Assim, a Airbnb encorajou os decisores políticos a considerar uma série de propostas de alteração, nomeadamente:

 

●      Alinhar os projetos de regulamentos com as propostas da UE para as regras de aluguer de curto prazo, de modo a apoiar as famílias e evitar regras locais desproporcionais que impeçam as famílias comuns de partilhar as suas casas.

●      Não incluir o homesharing nas restrições, em reconhecimento do apoio vital que este rendimento proporciona às famílias locais e do facto de esta atividade não ter impacto na oferta de habitação. 

●      Assegurar que as restrições são proporcionais, baseadas em evidências, e que não se dirigem injustamente às famílias locais em detrimento dos prestadores de serviços de hospitalidade tradicionais.

"A Airbnb acolhe favoravelmente a regulação e queremos ser bons parceiros para Portugal. A Airbnb também partilha preocupações sobre os impactos negativos do programa do pacote Mais Habitação - especialmente junto das famílias locais para as quais o alojamento é um meio de subsistência. Os típicos anfitriões portugueses[1], em média, alugam uma casa, e quase metade diz que o rendimento adicional os ajuda a pagar as despesas com a habitação e a fazer face ao aumento do custo de vida. A Airbnb reconhece os desafios históricos da habitação e do turismo em Portugal e quer trabalhar com o governo para apoiar as famílias locais e ajudar a tornar o homesharing parte da solução", disse Monica Casañas, General Manager da Airbnb Marketing Services SL.

 

●      Em 2021, o anfitrião típico em Portugal ganhava cerca de 4.900 euros por ano[2]. Este rendimento extra equivale a cerca de quatro meses do salário médio em Portugal, um valor chave para muitos para fazer face às despesas.

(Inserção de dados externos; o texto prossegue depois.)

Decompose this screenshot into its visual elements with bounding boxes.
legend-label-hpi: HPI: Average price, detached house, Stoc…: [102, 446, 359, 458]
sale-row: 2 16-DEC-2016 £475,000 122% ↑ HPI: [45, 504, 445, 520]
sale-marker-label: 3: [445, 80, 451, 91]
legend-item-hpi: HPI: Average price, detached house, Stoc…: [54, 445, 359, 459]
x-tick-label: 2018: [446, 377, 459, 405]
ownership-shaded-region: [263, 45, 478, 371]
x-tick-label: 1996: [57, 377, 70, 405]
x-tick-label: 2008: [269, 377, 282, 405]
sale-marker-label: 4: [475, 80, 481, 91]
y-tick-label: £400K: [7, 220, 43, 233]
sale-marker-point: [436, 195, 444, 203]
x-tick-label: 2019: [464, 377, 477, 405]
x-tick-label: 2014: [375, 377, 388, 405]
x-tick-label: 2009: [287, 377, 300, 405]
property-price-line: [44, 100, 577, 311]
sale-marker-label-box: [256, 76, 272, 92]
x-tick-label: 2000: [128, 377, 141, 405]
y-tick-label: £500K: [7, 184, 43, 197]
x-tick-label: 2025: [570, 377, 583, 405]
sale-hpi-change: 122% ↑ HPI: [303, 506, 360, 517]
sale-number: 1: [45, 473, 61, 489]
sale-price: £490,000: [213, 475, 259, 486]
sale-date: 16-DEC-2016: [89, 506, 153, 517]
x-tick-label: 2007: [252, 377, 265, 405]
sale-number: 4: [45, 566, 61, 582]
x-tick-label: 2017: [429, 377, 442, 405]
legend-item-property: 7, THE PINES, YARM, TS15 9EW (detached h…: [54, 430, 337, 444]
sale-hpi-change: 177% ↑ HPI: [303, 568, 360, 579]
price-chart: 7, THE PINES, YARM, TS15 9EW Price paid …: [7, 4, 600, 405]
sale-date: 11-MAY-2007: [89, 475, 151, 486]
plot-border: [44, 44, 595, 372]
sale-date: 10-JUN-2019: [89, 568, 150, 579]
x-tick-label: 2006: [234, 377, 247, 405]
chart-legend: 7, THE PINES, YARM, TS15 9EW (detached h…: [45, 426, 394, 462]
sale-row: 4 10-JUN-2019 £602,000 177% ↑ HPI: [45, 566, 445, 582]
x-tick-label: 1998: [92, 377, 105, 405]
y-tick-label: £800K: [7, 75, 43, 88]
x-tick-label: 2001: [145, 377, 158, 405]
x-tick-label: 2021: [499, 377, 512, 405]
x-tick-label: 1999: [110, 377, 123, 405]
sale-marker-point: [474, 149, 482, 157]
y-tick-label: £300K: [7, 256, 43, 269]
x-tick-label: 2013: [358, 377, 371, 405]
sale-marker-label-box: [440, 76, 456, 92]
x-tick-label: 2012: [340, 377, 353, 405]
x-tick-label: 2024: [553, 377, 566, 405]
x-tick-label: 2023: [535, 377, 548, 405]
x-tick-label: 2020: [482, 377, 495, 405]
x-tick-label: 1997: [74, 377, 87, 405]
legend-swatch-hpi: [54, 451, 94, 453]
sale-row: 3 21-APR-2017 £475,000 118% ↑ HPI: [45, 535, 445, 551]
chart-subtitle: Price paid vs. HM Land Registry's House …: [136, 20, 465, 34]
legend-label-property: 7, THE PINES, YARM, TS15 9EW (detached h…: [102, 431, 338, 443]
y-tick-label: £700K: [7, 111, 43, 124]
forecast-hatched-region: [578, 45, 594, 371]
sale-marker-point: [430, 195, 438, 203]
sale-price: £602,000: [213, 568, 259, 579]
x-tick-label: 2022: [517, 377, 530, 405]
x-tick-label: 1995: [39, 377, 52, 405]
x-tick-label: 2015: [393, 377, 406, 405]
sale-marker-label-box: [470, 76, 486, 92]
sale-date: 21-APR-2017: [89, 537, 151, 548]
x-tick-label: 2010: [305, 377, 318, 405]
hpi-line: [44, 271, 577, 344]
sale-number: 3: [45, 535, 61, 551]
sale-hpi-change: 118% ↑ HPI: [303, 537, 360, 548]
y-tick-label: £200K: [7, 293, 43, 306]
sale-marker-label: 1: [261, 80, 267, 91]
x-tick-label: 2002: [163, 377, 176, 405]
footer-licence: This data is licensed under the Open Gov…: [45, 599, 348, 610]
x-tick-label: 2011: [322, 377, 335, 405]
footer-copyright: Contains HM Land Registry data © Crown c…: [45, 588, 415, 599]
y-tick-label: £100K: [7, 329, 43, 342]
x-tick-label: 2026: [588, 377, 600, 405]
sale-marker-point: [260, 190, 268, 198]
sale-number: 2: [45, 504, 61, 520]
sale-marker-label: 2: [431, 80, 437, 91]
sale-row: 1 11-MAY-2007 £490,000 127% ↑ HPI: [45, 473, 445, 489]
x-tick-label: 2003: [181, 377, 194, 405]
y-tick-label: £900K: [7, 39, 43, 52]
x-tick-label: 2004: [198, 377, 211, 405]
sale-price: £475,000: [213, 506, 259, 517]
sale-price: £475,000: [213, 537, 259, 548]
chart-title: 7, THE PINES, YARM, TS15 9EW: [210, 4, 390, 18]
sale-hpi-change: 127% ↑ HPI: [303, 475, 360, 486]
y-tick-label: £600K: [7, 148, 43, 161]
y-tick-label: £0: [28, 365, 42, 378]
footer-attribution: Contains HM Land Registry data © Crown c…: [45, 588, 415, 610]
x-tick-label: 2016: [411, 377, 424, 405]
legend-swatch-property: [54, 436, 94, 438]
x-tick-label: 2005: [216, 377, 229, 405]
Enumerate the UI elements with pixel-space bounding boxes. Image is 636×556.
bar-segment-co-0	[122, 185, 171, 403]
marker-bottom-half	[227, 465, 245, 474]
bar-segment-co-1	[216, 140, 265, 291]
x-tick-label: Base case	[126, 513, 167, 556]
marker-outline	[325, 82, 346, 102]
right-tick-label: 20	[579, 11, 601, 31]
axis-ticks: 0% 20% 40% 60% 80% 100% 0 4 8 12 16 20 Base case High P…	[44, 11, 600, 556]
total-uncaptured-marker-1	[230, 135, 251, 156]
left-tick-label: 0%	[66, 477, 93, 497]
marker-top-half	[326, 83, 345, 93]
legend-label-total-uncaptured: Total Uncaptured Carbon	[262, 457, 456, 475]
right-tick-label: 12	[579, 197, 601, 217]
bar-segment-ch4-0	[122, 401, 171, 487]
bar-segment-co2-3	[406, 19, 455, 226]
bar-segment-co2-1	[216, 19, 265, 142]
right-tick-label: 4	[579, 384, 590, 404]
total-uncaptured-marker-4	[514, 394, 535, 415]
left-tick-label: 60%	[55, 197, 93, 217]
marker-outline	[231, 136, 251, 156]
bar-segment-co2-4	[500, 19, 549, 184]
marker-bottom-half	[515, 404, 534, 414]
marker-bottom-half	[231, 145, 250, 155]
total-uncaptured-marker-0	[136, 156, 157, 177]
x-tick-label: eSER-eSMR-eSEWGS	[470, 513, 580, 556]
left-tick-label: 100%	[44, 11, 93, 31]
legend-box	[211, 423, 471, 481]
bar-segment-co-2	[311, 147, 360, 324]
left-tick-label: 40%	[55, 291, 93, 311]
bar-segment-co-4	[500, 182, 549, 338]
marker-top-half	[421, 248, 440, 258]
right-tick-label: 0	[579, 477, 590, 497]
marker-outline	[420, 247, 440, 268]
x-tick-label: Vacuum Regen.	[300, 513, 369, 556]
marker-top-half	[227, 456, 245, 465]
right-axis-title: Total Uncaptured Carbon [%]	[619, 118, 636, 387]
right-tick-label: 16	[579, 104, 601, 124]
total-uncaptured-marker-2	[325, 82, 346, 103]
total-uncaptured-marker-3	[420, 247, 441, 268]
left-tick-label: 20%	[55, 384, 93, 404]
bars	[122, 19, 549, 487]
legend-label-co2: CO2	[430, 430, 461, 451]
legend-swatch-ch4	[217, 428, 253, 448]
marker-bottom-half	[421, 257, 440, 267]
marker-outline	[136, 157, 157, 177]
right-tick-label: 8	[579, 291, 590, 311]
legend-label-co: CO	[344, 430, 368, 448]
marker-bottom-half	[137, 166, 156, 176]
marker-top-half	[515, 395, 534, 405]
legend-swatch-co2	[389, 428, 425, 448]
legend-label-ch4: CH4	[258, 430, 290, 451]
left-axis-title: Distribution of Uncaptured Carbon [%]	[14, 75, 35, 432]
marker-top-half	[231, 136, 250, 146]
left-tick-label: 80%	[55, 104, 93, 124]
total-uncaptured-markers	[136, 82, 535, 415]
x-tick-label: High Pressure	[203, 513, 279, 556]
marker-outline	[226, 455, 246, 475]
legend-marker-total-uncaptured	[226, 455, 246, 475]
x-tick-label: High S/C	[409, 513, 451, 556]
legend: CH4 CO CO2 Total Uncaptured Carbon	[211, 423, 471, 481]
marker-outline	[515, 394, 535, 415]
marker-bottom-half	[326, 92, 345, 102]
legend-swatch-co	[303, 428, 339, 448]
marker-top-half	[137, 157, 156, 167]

●      Em Portugal, a grande maioria (mais de 8 em cada 10) dos anfitriões na Airbnb alugam uma única casa ou um quarto e quase metade dizem que, graças a este rendimento adicional, são capazes de fazer face ao aumento dos preços e pagar as necessidades básicas, como a sua própria casa[3].

●      Aproximadamente um terço dos anfitriões declarou que uma das razões pelas quais recebem os viajantes é para ganhar dinheiro para compensar o aumento dos preços. Quase 40% dos anfitriões na Airbnb afirma ter utilizado dinheiro ganho com o alojamento para cobrir necessidades básicas, tais como a alimentação.

●      34% dos anfitriões[4] na Airbnb dizem que o dinheiro que ganham através da Airbnb os ajuda a continuar a viver nas suas casas e 54% dos anfitriões indicaram que utilizam o dinheiro para realizar melhoramentos ou renovações nas suas casas.

●      Em 2019, estima-se que os gastos dos hóspedes tenham apoiado quase 39.000 postos de trabalho em Portugal[5].

 

Sobre a Airbnb

A Airbnb nasceu em 2007 quando dois anfitriões receberam três hóspedes na sua casa em São Francisco, e desde então cresceu para mais de 4 milhões de anfitriões que receberam mais de 1,4 mil milhões de hóspedes em quase todos os países do mundo. Todos os dias, os anfitriões oferecem estadias e experiências únicas que tornam possível aos hóspedes ligarem-se às comunidades de uma forma mais autêntica.

 

 

[1]Com base num inquérito da Airbnb a mais de 36.000 anfitriões com reservas entre 1 de junho de 2021 e 31 de dezembro de 2021 e inquérito entre 17 de fevereiro de 2022 e 31 de março de 2022. Margem de erro inferior a 2%. Mais aqui.

[2] ver: Anfitriões na Airbnb apoiam-se nos rendimentos do alojamento para fazer face à inflação

[3]Com base num inquérito da Airbnb a mais de 36.000 anfitriões com reservas entre 1 de junho de 2021 e 31 de dezembro de 2021 e inquérito entre 17 de fevereiro de 2022 e 31 de março de 2022. Margem de erro inferior a 2%. Mais aqui.

[4] Com base num inquérito da Airbnb a mais de 36.000 anfitriões com reservas entre 1 de junho de 2021 e 31 de dezembro de 2021 e inquérito entre 17 de fevereiro de 2022 e 31 de março de 2022. Margem de erro inferior a 2%. Mais aqui.